Os problemas de saúde de um país não se revolvem dentro de um consultório, mas, sim, junto e justamente com políticas. Exemplos incontestes são o diabetes e a obesidade, que afligem tantos brasileiros e dispensam tantas consultas no SUS e nas clínicas particulares. A política pública de saúde que obrigou que refrigerantes, biscoitos, bolos e etc. tivessem suas quantidades de açúcar diminuídas fez mais pelo país do que anos do nosso trabalho no consultório em relação ao diabetes e à obesidade.

No quesito coronavírus, isso se repete. O trabalho do médico ajudando paciente por paciente no hospital é como um passarinho que enche o bico de água para apagar um incêndio na floresta. Já o presidente da República está com um maçarico acesso, com 10 km de diâmetro, mirando para as árvores. Será que é tão difícil ter essa clareza que as revistas internacionais tiveram?

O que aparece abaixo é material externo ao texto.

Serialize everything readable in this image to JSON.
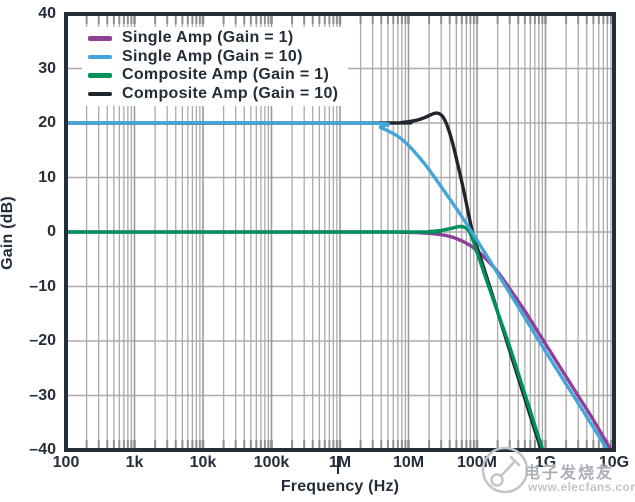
{
  "chart_data": {
    "type": "line",
    "title": "",
    "x_axis": {
      "label": "Frequency (Hz)",
      "scale": "log",
      "min": 100,
      "max": 10000000000,
      "tick_values": [
        100,
        1000,
        10000,
        100000,
        1000000,
        10000000,
        100000000,
        1000000000,
        10000000000
      ],
      "tick_labels": [
        "100",
        "1k",
        "10k",
        "100k",
        "1M",
        "10M",
        "100M",
        "1G",
        "10G"
      ]
    },
    "y_axis": {
      "label": "Gain (dB)",
      "min": -40,
      "max": 40,
      "tick_step": 10,
      "tick_values": [
        40,
        30,
        20,
        10,
        0,
        -10,
        -20,
        -30,
        -40
      ],
      "tick_labels": [
        "40",
        "30",
        "20",
        "10",
        "0",
        "–10",
        "–20",
        "–30",
        "–40"
      ]
    },
    "grid": true,
    "legend_position": "top-left",
    "series": [
      {
        "name": "Single Amp (Gain = 1)",
        "color": "#8e4196",
        "points": [
          [
            100,
            0
          ],
          [
            3000000,
            0
          ],
          [
            8000000,
            -0.05
          ],
          [
            15000000,
            -0.15
          ],
          [
            30000000,
            -0.5
          ],
          [
            50000000,
            -1.2
          ],
          [
            80000000,
            -2.5
          ],
          [
            120000000,
            -4.3
          ],
          [
            200000000,
            -7.3
          ],
          [
            300000000,
            -10.4
          ],
          [
            500000000,
            -14.5
          ],
          [
            800000000,
            -18.6
          ],
          [
            1300000000,
            -22.8
          ],
          [
            2500000000,
            -28.5
          ],
          [
            5000000000,
            -34.5
          ],
          [
            10000000000,
            -41
          ]
        ]
      },
      {
        "name": "Single Amp (Gain = 10)",
        "color": "#44a5d8",
        "points": [
          [
            100,
            20
          ],
          [
            2000000,
            20
          ],
          [
            4000000,
            19.1
          ],
          [
            8000000,
            17
          ],
          [
            16000000,
            13
          ],
          [
            32000000,
            7.8
          ],
          [
            64000000,
            2.3
          ],
          [
            130000000,
            -3.8
          ],
          [
            260000000,
            -9.9
          ],
          [
            510000000,
            -15.9
          ],
          [
            1000000000,
            -21.9
          ],
          [
            2000000000,
            -27.9
          ],
          [
            4000000000,
            -33.9
          ],
          [
            10000000000,
            -41.9
          ]
        ]
      },
      {
        "name": "Composite Amp (Gain = 1)",
        "color": "#00905c",
        "points": [
          [
            100,
            0
          ],
          [
            10000000,
            0
          ],
          [
            20000000,
            0.1
          ],
          [
            30000000,
            0.3
          ],
          [
            40000000,
            0.6
          ],
          [
            50000000,
            0.9
          ],
          [
            58000000,
            1.0
          ],
          [
            67000000,
            0.8
          ],
          [
            76000000,
            0.2
          ],
          [
            88000000,
            -1.6
          ],
          [
            105000000,
            -4.5
          ],
          [
            135000000,
            -8.5
          ],
          [
            185000000,
            -13.5
          ],
          [
            290000000,
            -20.5
          ],
          [
            460000000,
            -28.3
          ],
          [
            730000000,
            -36.2
          ],
          [
            1000000000,
            -41.5
          ]
        ]
      },
      {
        "name": "Composite Amp (Gain = 10)",
        "color": "#20262e",
        "points": [
          [
            100,
            20
          ],
          [
            4000000,
            20
          ],
          [
            8000000,
            20.1
          ],
          [
            13000000,
            20.5
          ],
          [
            18000000,
            21.1
          ],
          [
            23000000,
            21.7
          ],
          [
            27000000,
            21.8
          ],
          [
            31000000,
            21.3
          ],
          [
            36000000,
            19.8
          ],
          [
            43000000,
            16.8
          ],
          [
            52000000,
            12.6
          ],
          [
            65000000,
            7.2
          ],
          [
            86000000,
            0
          ],
          [
            120000000,
            -5.8
          ],
          [
            170000000,
            -11.8
          ],
          [
            270000000,
            -19.9
          ],
          [
            430000000,
            -28
          ],
          [
            680000000,
            -35.9
          ],
          [
            860000000,
            -40
          ],
          [
            1000000000,
            -44
          ]
        ]
      }
    ],
    "draw_order": [
      0,
      3,
      2,
      1
    ]
  },
  "colors": {
    "frame": "#232e39",
    "text": "#232e39",
    "grid_major": "#9a9a9a",
    "grid_minor": "#ababab",
    "tick_stub": "#8e8e8e",
    "watermark_gray": "#b9bdc2"
  },
  "watermark": {
    "cn_text": "电子发烧友",
    "url": "www.elecfans.com"
  }
}
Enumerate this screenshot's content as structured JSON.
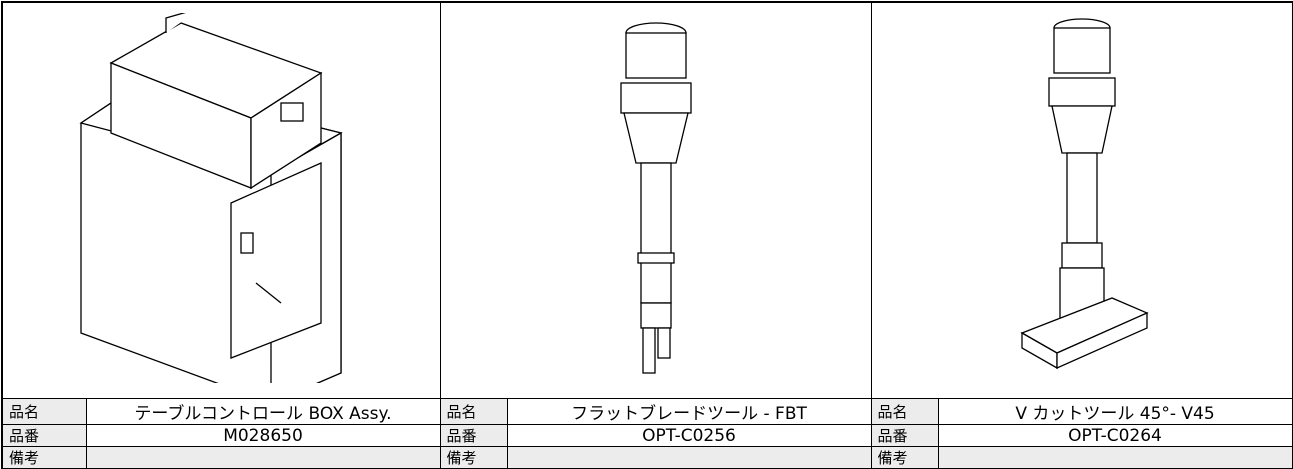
{
  "products": [
    {
      "name_label": "品名",
      "name": "テーブルコントロール BOX Assy.",
      "number_label": "品番",
      "number": "M028650",
      "remarks_label": "備考"
    },
    {
      "name_label": "品名",
      "name": "フラットブレードツール - FBT",
      "number_label": "品番",
      "number": "OPT-C0256",
      "remarks_label": "備考"
    },
    {
      "name_label": "品名",
      "name": "V カットツール 45°- V45",
      "number_label": "品番",
      "number": "OPT-C0264",
      "remarks_label": "備考"
    }
  ]
}
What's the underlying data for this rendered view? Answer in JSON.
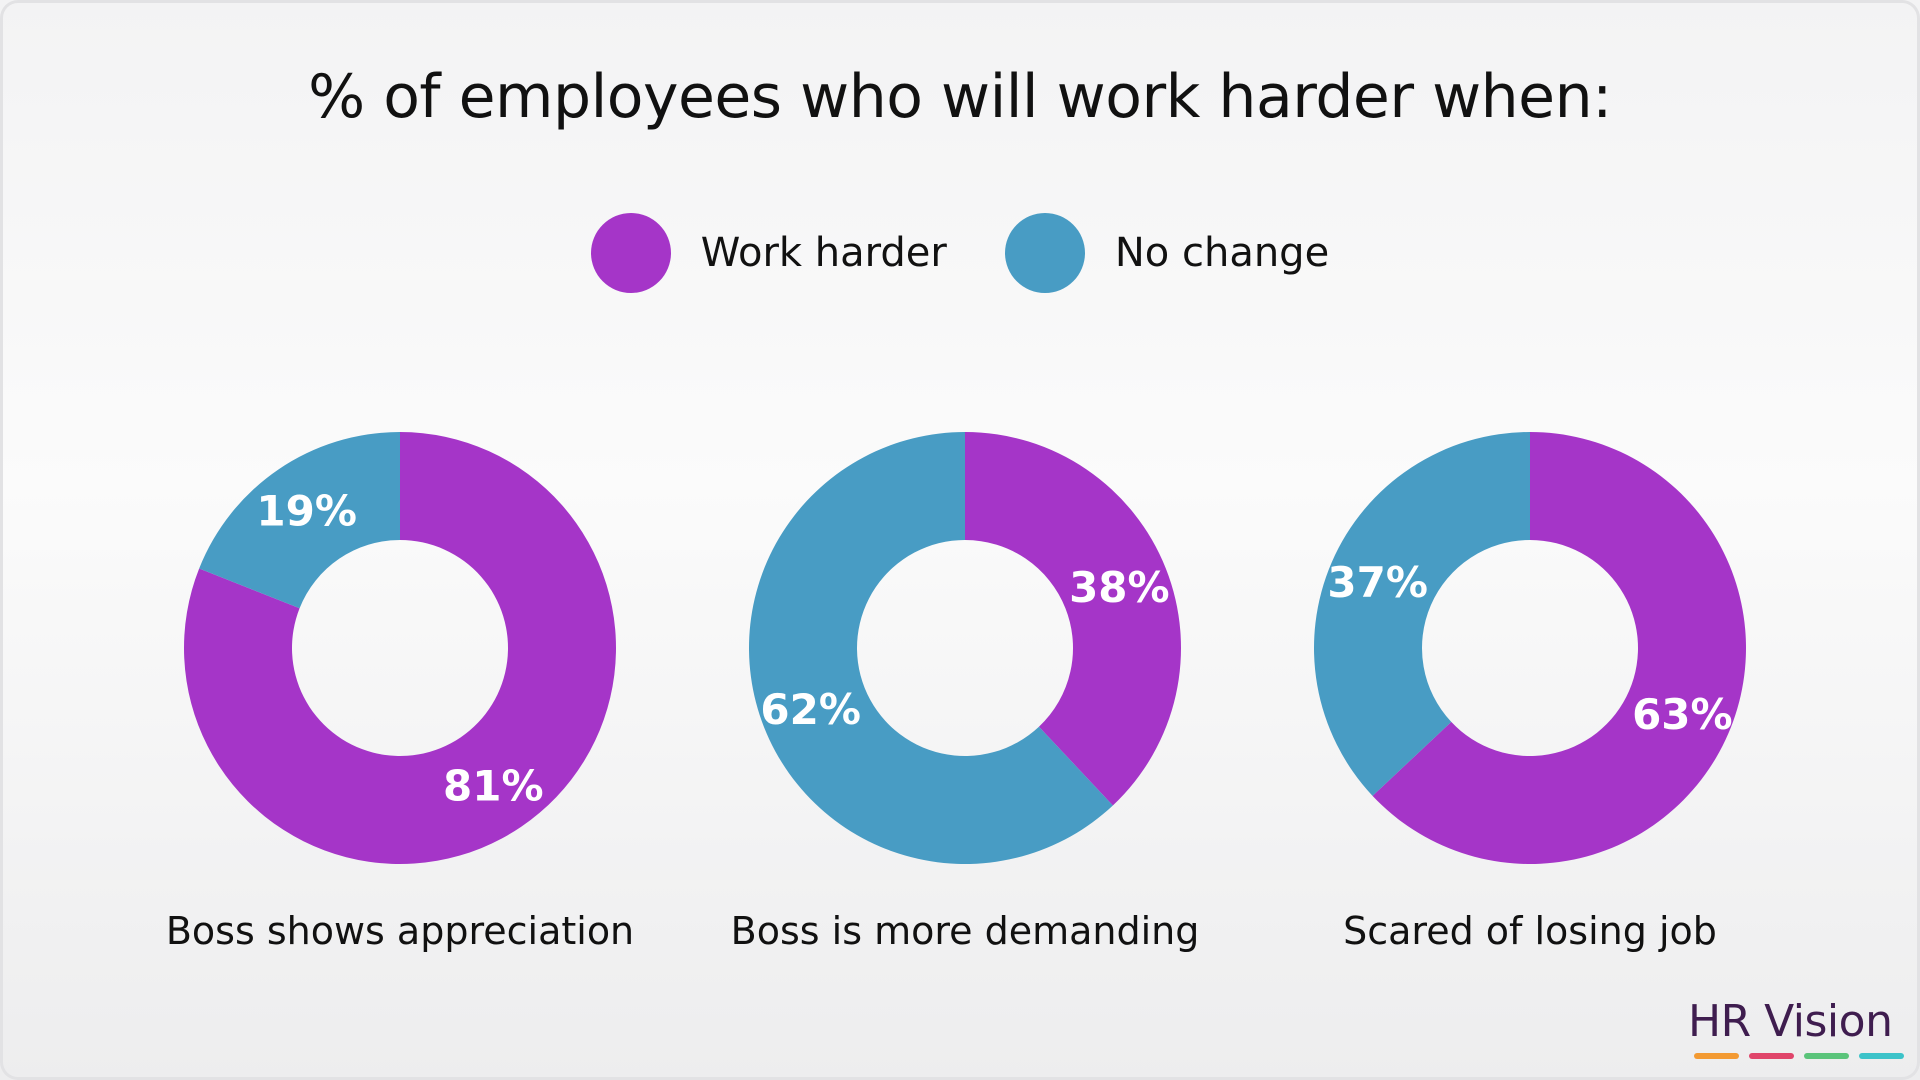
{
  "title": "% of employees who will work harder when:",
  "colors": {
    "work_harder": "#a535c8",
    "no_change": "#489cc4"
  },
  "legend": [
    {
      "label": "Work harder",
      "color": "#a535c8"
    },
    {
      "label": "No change",
      "color": "#489cc4"
    }
  ],
  "chart_data": {
    "type": "pie",
    "style": "donut",
    "title": "% of employees who will work harder when:",
    "series_names": [
      "Work harder",
      "No change"
    ],
    "legend_placement": "top-center",
    "charts": [
      {
        "category": "Boss shows appreciation",
        "values": {
          "Work harder": 81,
          "No change": 19
        },
        "labels": {
          "Work harder": "81%",
          "No change": "19%"
        }
      },
      {
        "category": "Boss is more demanding",
        "values": {
          "Work harder": 38,
          "No change": 62
        },
        "labels": {
          "Work harder": "38%",
          "No change": "62%"
        }
      },
      {
        "category": "Scared of losing job",
        "values": {
          "Work harder": 63,
          "No change": 37
        },
        "labels": {
          "Work harder": "63%",
          "No change": "37%"
        }
      }
    ]
  },
  "logo": {
    "text": "HR Vision",
    "bar_colors": [
      "#f39a32",
      "#e0456a",
      "#5bc47a",
      "#3cc3c9"
    ]
  }
}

Médicos, prestem atenção! Escutem a Lancet. Nenhum trabalho de vocês será suficiente para estancar o mal da Covid-19 do país, quando a própria peste usa a faixa presidencial, quando o próprio SARS-CoV-2 tem suas vontades atendidas pelo Bolsonaro. Enfim, do meu ponto de vista, parece que há uma falsa “isenção” da parte dos médicos. Sabemos bem o que eles fizeram “no verão passado”. Não estou tirando o mérito de os médicos irem para as ruas e protestarem contra o governo do PT e de lutarem pela sua profissão. Foi um ato lícito. No entanto, hoje, os cidadãos pedem, como brasileiros, para que lutem também pela saúde e pela ciência, pois, se elas acabarem, a própria profissão de vocês já não precisará mais ser defendida!

Mariangela Cabelo
Campo Grande, 30/05/2020

Páginas: 111, 112 e 113 do livro Pandemia e Pandemônio: Ensaios sobre biopolítica no Brasil/Cabelo, São Paulo: CEFA Editorial, 2020. Cabelo, Mariangela; Ghiraldelli Jr., Paulo. (Org.)